Ihm zufolge werden alle Gesichter, Stimmen, Telefone, Koordinaten, IP-Adressen sowie die Korrespondenz aller ukrainischen Nazis, die an der Misshandlung der russischen Soldaten beteiligt waren, aufgezeichnet und identifiziert.
„Dies gilt auch für die Führung des Kiewer Regimes und ihre Abwickler, die unter Verstoß gegen die Konvention zur Behandlung von Kriegsgefangenen direkt zur Misshandlung der russischen Militärangehörigen aufruft.“
„Ihr alle werdet gefunden und unweigerlich schwere Verantwortung tragen“, betonte Konaschenkow.
Zudem meldete er Tote und Verwundete infolge der russischen Militäroperation zur Demilitarisierung und Entnazifizierung der Ukraine.

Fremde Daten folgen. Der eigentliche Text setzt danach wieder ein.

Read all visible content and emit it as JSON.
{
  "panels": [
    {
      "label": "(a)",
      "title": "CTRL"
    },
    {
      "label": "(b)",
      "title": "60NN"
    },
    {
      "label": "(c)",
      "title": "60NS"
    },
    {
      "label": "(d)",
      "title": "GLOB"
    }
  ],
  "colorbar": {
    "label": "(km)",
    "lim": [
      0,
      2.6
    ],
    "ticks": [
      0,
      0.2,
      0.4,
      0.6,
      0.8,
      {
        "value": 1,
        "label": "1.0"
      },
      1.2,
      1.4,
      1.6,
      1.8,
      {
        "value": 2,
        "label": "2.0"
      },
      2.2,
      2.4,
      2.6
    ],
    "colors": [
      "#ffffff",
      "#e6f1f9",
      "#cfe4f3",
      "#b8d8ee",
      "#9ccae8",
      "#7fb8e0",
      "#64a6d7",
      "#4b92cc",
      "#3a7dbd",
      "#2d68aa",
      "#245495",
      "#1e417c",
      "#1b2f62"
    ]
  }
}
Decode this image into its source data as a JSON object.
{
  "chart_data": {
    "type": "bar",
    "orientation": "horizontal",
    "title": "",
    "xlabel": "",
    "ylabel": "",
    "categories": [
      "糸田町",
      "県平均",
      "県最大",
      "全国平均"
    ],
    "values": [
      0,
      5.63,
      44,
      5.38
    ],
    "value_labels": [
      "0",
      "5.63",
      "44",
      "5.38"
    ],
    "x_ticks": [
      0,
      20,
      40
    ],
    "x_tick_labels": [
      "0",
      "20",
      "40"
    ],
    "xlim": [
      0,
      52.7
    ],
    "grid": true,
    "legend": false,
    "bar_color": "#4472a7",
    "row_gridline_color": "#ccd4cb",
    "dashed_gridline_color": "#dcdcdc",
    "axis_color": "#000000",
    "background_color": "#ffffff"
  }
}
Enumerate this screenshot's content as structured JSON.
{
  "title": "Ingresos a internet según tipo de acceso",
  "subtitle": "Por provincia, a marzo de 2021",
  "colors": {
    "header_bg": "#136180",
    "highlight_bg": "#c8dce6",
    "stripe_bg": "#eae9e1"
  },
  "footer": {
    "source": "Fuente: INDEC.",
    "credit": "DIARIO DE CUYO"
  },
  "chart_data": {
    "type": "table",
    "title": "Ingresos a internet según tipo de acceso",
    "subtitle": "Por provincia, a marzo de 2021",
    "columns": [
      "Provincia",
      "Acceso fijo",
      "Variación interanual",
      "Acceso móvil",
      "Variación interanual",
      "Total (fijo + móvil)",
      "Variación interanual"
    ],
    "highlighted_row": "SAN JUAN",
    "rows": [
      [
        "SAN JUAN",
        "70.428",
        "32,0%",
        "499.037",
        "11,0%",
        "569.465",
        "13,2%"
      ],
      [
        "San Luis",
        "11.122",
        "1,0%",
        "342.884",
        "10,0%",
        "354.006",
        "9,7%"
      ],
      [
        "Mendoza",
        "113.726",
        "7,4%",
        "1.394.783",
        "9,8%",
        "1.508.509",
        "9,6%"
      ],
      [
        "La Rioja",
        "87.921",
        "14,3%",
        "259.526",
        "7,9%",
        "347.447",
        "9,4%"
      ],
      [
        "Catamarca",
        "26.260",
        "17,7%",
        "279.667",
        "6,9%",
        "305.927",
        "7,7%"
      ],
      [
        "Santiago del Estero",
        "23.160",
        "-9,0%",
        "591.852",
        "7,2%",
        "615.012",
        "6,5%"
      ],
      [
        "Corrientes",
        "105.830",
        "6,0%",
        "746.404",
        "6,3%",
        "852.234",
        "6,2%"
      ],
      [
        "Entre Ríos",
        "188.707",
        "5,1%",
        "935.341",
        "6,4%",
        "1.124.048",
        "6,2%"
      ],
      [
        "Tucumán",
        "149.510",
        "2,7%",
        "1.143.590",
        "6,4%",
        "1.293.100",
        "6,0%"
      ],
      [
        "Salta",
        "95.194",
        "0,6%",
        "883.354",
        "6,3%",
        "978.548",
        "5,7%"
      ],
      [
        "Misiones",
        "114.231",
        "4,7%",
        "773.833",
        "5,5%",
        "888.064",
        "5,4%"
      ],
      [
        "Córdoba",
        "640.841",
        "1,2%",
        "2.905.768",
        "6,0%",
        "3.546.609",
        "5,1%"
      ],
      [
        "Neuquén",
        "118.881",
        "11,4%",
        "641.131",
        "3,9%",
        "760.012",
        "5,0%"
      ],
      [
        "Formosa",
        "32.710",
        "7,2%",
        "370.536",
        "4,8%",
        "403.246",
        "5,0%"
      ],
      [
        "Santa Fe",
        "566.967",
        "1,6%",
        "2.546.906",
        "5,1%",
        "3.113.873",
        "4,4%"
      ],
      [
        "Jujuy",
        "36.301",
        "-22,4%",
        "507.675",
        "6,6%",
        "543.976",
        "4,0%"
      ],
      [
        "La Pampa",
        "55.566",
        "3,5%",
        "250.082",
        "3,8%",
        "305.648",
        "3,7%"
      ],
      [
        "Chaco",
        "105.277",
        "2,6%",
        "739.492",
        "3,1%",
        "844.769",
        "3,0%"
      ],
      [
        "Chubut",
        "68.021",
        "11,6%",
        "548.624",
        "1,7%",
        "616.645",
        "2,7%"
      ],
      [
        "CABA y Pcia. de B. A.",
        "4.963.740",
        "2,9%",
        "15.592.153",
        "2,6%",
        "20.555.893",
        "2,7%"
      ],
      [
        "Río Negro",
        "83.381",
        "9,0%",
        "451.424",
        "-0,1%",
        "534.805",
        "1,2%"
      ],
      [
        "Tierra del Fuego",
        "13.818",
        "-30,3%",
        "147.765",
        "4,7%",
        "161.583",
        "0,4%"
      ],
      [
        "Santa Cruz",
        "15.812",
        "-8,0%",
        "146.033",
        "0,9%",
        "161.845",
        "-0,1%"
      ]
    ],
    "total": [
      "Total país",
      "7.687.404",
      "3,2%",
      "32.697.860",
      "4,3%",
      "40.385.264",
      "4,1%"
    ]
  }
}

„Russische Soldaten zeigen Mut und Heldentum bei der Durchführung von Kampfeinsätzen einer speziellen Militäroperation. Leider gibt es Tote und Verwundete unter unseren Kameraden. Aber unsere Verluste sind um ein Vielfaches geringer als die bei getöteten Nationalisten, aber auch als die Verluste unter dem Militärpersonal der ukrainischen Streitkräfte.“
Der Vertreter der Militärbehörde betonte auch, dass die russische Seite alle ukrainischen Soldaten, die ihre Waffen niederlegen würden, mit Würde behandeln werde.
„Wir verstehen, dass sie dem ukrainischen Volk einen Eid geleistet haben. Alle, die ihre Waffen niedergelegt und den Widerstand eingestellt haben, werden zu ihren Familien zurückgeschickt“, fügte Konaschenkow hinzu.
Die Truppen der Lugansker Volksrepublik und der Republik Donezk hätten inzwischen den Widerstand der nationalistischen Einheiten überwunden und mehrere Ortschaften befreit.
Insgesamt hat das russische Militär nach Angaben des Verteidigungsministeriums in Moskau 1067 militärische Infrastruktureinrichtungen, darunter 27 Kommandoposten und Kommunikationszentren, aber auch 38 Flugabwehr-Raketensysteme S-300, Buk M-1 und Osa (dt.: Wespe) sowie 56 Radarstationen zerstört.

Sonderoperation in der Ukraine

Am Donnerstagmorgen hatte Wladimir Putin in seiner Ansprache an die Bürger Russlands den Beginn einer Sondermilitäroperation zum Schutz der Donbass-Republiken Lugansk und Donezk verkündet. Die Ukraine rief daraufhin den Kriegszustand aus. Der russische Präsident versicherte, dass Moskau keine Pläne habe, die Ukraine zu besetzen. Es gehe nur um ihre „Demilitarisierung und Denazifizierung“. Zu den Zielen zählten ausschließlich Objekte der Militärinfrastruktur, die zivile Bevölkerung habe nichts zu befürchten, teilte das Verteidigungsministerium in Moskau mit.